"L'Histoire de Souleymane", un film de Boris Lojkine diffusé actuellement au Méliès, livre le récit de vie d’un jeune livreur à vélo guinéen qui donne tout pour réussir son entretien de demande d’asile. Un film d’actualité qui montre les dangers de l’ubérisation et la dure réalité des sans papiers. L’occasion pour nous de revenir sur le sujet dans cet article.
Abou Sangaré, qui incarne le rôle du personnage principal dans le film et qui est vraiment sans papier, a donné un témoignage poignant dans un entretien réalisé par mediapart.
« Quand on est sans-papiers on n'existe pas, vis-à-vis de la loi on n'existe pas, deuxièmement on n'est pas libres, troisièmement on a tout le temps la peur, de se faire contrôler, des agressions » (Abou Sangaré)
Les entreprises de livraison ou de mobilité, de typer Uber et Delivroo, reposent sur l'exploitation de leurs livreurs. Ceux-ci n'ont pas le statut de salariés, ils sont travailleurs indépendants ou micro-entrepreneurs et travaillent officiellement "avec" et non pas "pour" l'entreprise, via une plateforme numérique (application) qui les met en relation les clients.
Cette différence de statut ne leur permet pas d’accéder à certains droits : congés payés, arrêts maladie, heures supplémentaires rémunérées... Ils ne peuvent pas bénéficier d'une protection sociale complète, notamment au niveau de l’assurance vieillesse, de l’assurance chômage et de la couverture en cas d’accident du travail.
Le rêve de la start-up nation.
Pour les livreurs cela signifie surtout : Stress, effacement de la limite entre vie professionnelle et vie personnelle, revenus plus précaires que pour les salariés, notamment en cas de maladie ou de changement de politique tarifaire de la plateforme, difficulté d’accès aux prêts et au logement en l'absence de revenus stables, risque économique, moindre opportunité d’accès à la formation, précarisation de l'activité...

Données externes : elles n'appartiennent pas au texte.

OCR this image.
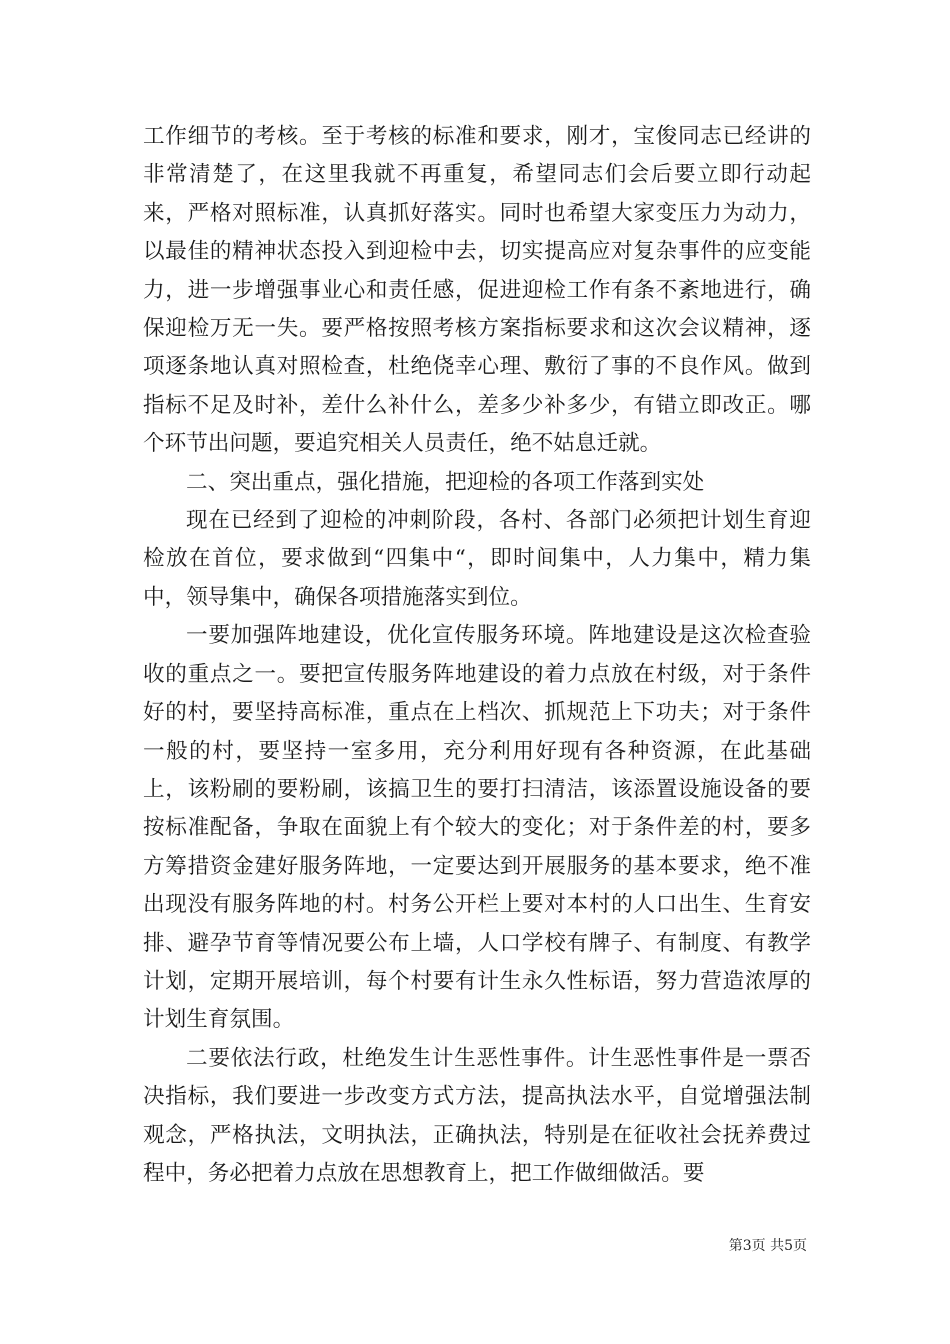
工作细节的考核。至于考核的标准和要求，刚才，宝俊同志已经讲的非常清楚了，在这里我就不再重复，希望同志们会后要立即行动起来，严格对照标准，认真抓好落实。同时也希望大家变压力为动力，以最佳的精神状态投入到迎检中去，切实提高应对复杂事件的应变能力，进一步增强事业心和责任感，促进迎检工作有条不紊地进行，确保迎检万无一失。要严格按照考核方案指标要求和这次会议精神，逐项逐条地认真对照检查，杜绝侥幸心理、敷衍了事的不良作风。做到指标不足及时补，差什么补什么，差多少补多少，有错立即改正。哪个环节出问题，要追究相关人员责任，绝不姑息迁就。

二、突出重点，强化措施，把迎检的各项工作落到实处

现在已经到了迎检的冲刺阶段，各村、各部门必须把计划生育迎检放在首位，要求做到“四集中“，即时间集中，人力集中，精力集中，领导集中，确保各项措施落实到位。

一要加强阵地建设，优化宣传服务环境。阵地建设是这次检查验收的重点之一。要把宣传服务阵地建设的着力点放在村级，对于条件好的村，要坚持高标准，重点在上档次、抓规范上下功夫；对于条件一般的村，要坚持一室多用，充分利用好现有各种资源，在此基础上，该粉刷的要粉刷，该搞卫生的要打扫清洁，该添置设施设备的要按标准配备，争取在面貌上有个较大的变化；对于条件差的村，要多方筹措资金建好服务阵地，一定要达到开展服务的基本要求，绝不准出现没有服务阵地的村。村务公开栏上要对本村的人口出生、生育安排、避孕节育等情况要公布上墙，人口学校有牌子、有制度、有教学计划，定期开展培训，每个村要有计生永久性标语，努力营造浓厚的计划生育氛围。

二要依法行政，杜绝发生计生恶性事件。计生恶性事件是一票否决指标，我们要进一步改变方式方法，提高执法水平，自觉增强法制观念，严格执法，文明执法，正确执法，特别是在征收社会抚养费过程中，务必把着力点放在思想教育上，把工作做细做活。要

第3页 共5页
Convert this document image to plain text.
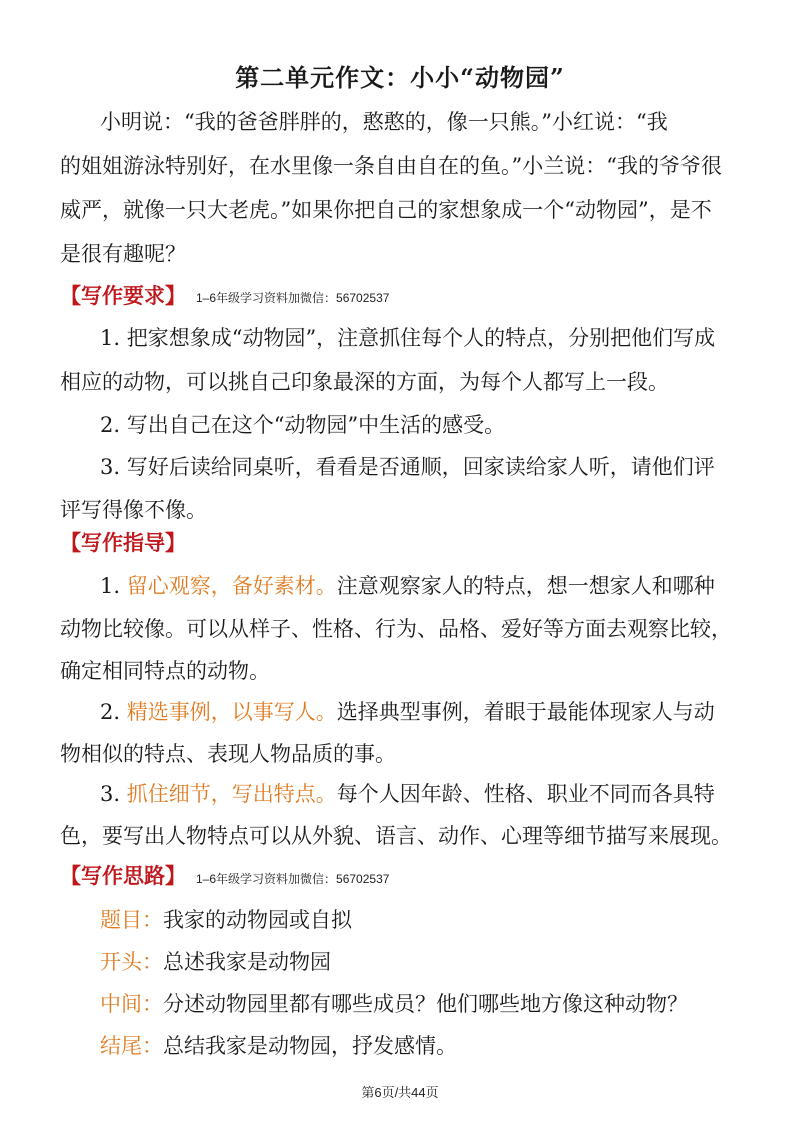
第二单元作文：小小“动物园”
小明说：“我的爸爸胖胖的，憨憨的，像一只熊。”小红说：“我
的姐姐游泳特别好，在水里像一条自由自在的鱼。”小兰说：“我的爷爷很
威严，就像一只大老虎。”如果你把自己的家想象成一个“动物园”，是不
是很有趣呢？
【写作要求】 1–6年级学习资料加微信：56702537
1. 把家想象成“动物园”，注意抓住每个人的特点，分别把他们写成
相应的动物，可以挑自己印象最深的方面，为每个人都写上一段。
2. 写出自己在这个“动物园”中生活的感受。
3. 写好后读给同桌听，看看是否通顺，回家读给家人听，请他们评
评写得像不像。
【写作指导】
1. 留心观察，备好素材。注意观察家人的特点，想一想家人和哪种
动物比较像。可以从样子、性格、行为、品格、爱好等方面去观察比较，
确定相同特点的动物。
2. 精选事例，以事写人。选择典型事例，着眼于最能体现家人与动
物相似的特点、表现人物品质的事。
3. 抓住细节，写出特点。每个人因年龄、性格、职业不同而各具特
色，要写出人物特点可以从外貌、语言、动作、心理等细节描写来展现。
【写作思路】 1–6年级学习资料加微信：56702537
题目：我家的动物园或自拟
开头：总述我家是动物园
中间：分述动物园里都有哪些成员？他们哪些地方像这种动物？
结尾：总结我家是动物园，抒发感情。
第6页/共44页
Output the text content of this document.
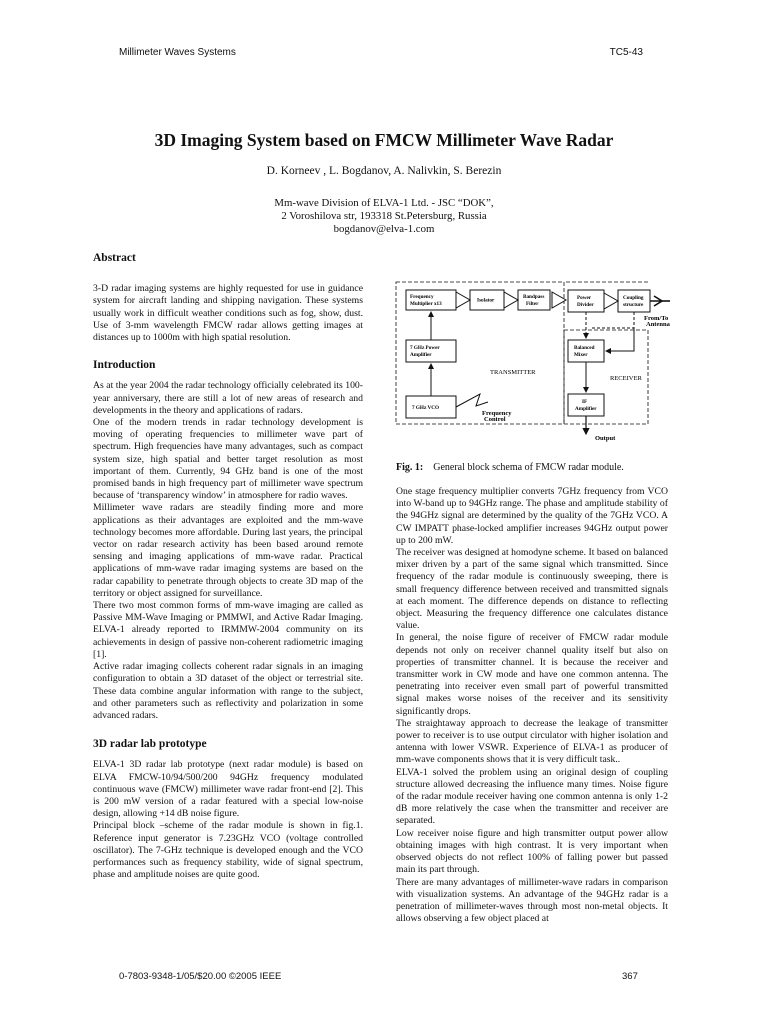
Millimeter Waves Systems	TC5-43
3D Imaging System based on FMCW Millimeter Wave Radar
D. Korneev , L. Bogdanov, A. Nalivkin, S. Berezin
Mm-wave Division of ELVA-1 Ltd. - JSC “DOK”,
2 Voroshilova str, 193318 St.Petersburg, Russia
bogdanov@elva-1.com

Abstract

3-D radar imaging systems are highly requested for use in guidance system for aircraft landing and shipping navigation. These systems usually work in difficult weather conditions such as fog, show, dust. Use of 3-mm wavelength FMCW radar allows getting images at distances up to 1000m with high spatial resolution.

Introduction

As at the year 2004 the radar technology officially celebrated its 100-year anniversary, there are still a lot of new areas of research and developments in the theory and applications of radars.

One of the modern trends in radar technology development is moving of operating frequencies to millimeter wave part of spectrum. High frequencies have many advantages, such as compact system size, high spatial and better target resolution as most important of them. Currently, 94 GHz band is one of the most promised bands in high frequency part of millimeter wave spectrum because of ‘transparency window’ in atmosphere for radio waves.

Millimeter wave radars are steadily finding more and more applications as their advantages are exploited and the mm-wave technology becomes more affordable. During last years, the principal vector on radar research activity has been based around remote sensing and imaging applications of mm-wave radar. Practical applications of mm-wave radar imaging systems are based on the radar capability to penetrate through objects to create 3D map of the territory or object assigned for surveillance.

There two most common forms of mm-wave imaging are called as Passive MM-Wave Imaging or PMMWI, and Active Radar Imaging. ELVA-1 already reported to IRMMW-2004 community on its achievements in design of passive non-coherent radiometric imaging [1].

Active radar imaging collects coherent radar signals in an imaging configuration to obtain a 3D dataset of the object or terrestrial site. These data combine angular information with range to the subject, and other parameters such as reflectivity and polarization in some advanced radars.

3D radar lab prototype

ELVA-1 3D radar lab prototype (next radar module) is based on ELVA FMCW-10/94/500/200 94GHz frequency modulated continuous wave (FMCW) millimeter wave radar front-end [2]. This is 200 mW version of a radar featured with a special low-noise design, allowing +14 dB noise figure.

Principal block –scheme of the radar module is shown in fig.1. Reference input generator is 7.23GHz VCO (voltage controlled oscillator). The 7-GHz technique is developed enough and the VCO performances such as frequency stability, wide of signal spectrum, phase and amplitude noises are quite good.

Frequency
Multiplier x13
Isolator
Bandpass
Filter
Power
Divider
Coupling
structure
7 GHz Power
Amplifier
Balanced
Mixer
7 GHz VCO
IF
Amplifier
From/To
Antenna
Frequency
Control
TRANSMITTER
RECEIVER
Output
Fig. 1: General block schema of FMCW radar module.

One stage frequency multiplier converts 7GHz frequency from VCO into W-band up to 94GHz range. The phase and amplitude stability of the 94GHz signal are determined by the quality of the 7GHz VCO. A CW IMPATT phase-locked amplifier increases 94GHz output power up to 200 mW.

The receiver was designed at homodyne scheme. It based on balanced mixer driven by a part of the same signal which transmitted. Since frequency of the radar module is continuously sweeping, there is small frequency difference between received and transmitted signals at each moment. The difference depends on distance to reflecting object. Measuring the frequency difference one calculates distance value.

In general, the noise figure of receiver of FMCW radar module depends not only on receiver channel quality itself but also on properties of transmitter channel. It is because the receiver and transmitter work in CW mode and have one common antenna. The penetrating into receiver even small part of powerful transmitted signal makes worse noises of the receiver and its sensitivity significantly drops.

The straightaway approach to decrease the leakage of transmitter power to receiver is to use output circulator with higher isolation and antenna with lower VSWR. Experience of ELVA-1 as producer of mm-wave components shows that it is very difficult task..

ELVA-1 solved the problem using an original design of coupling structure allowed decreasing the influence many times. Noise figure of the radar module receiver having one common antenna is only 1-2 dB more relatively the case when the transmitter and receiver are separated.

Low receiver noise figure and high transmitter output power allow obtaining images with high contrast. It is very important when observed objects do not reflect 100% of falling power but passed main its part through.

There are many advantages of millimeter-wave radars in comparison with visualization systems. An advantage of the 94GHz radar is a penetration of millimeter-waves through most non-metal objects. It allows observing a few object placed at

0-7803-9348-1/05/$20.00 ©2005 IEEE	367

La supposée "liberté" que ces métiers sont censés offrir, se révèle fausse en raison en raison d'horaires obligatoirement alignés sur les heures de repas et en raison d'une surveillance quasi-omnisciente des employeurs concernant l'avancée de l'ensemble des livraisons (ou des tâches).
Par ailleurs, les clients sont aussi dotés d'un système de notations, qui « met les travailleurs sous stress », car ils risquent à tout moment de voir leur compte suspendu s'ils ne sont pas assez performants. Ça les pousse souvent à prendre des risques et même à risquer leur vie, tout cela pour un salaire dérisoire, beaucoup se blessent ou meurent sur les routes.
Voir cet article de Streetpresse : "Livreurs UberEats ou Deliveroo, ils risquent leurs vies pour un burger".
Une exploitation des sans-papiers
Dans un livre, "UberUsés" paru en mai 2023, la sociologue Sophie Bernard a interrogé plus de cent chauffeurs de la plateforme à Paris, Londres et Montréal. Son constat est simple : la grande majorité sont des immigrés ou des enfants d’immigrés.
Les sans-papiers constitue une part importante du modèle économique de la plateforme. À Paris, ils seraient entre 70 et 80 % de livreurs en situation irrégulière.
« Sans les sans-papiers, il n’y a tout simplement pas de livraison. » (Abdel, livreur à Paris)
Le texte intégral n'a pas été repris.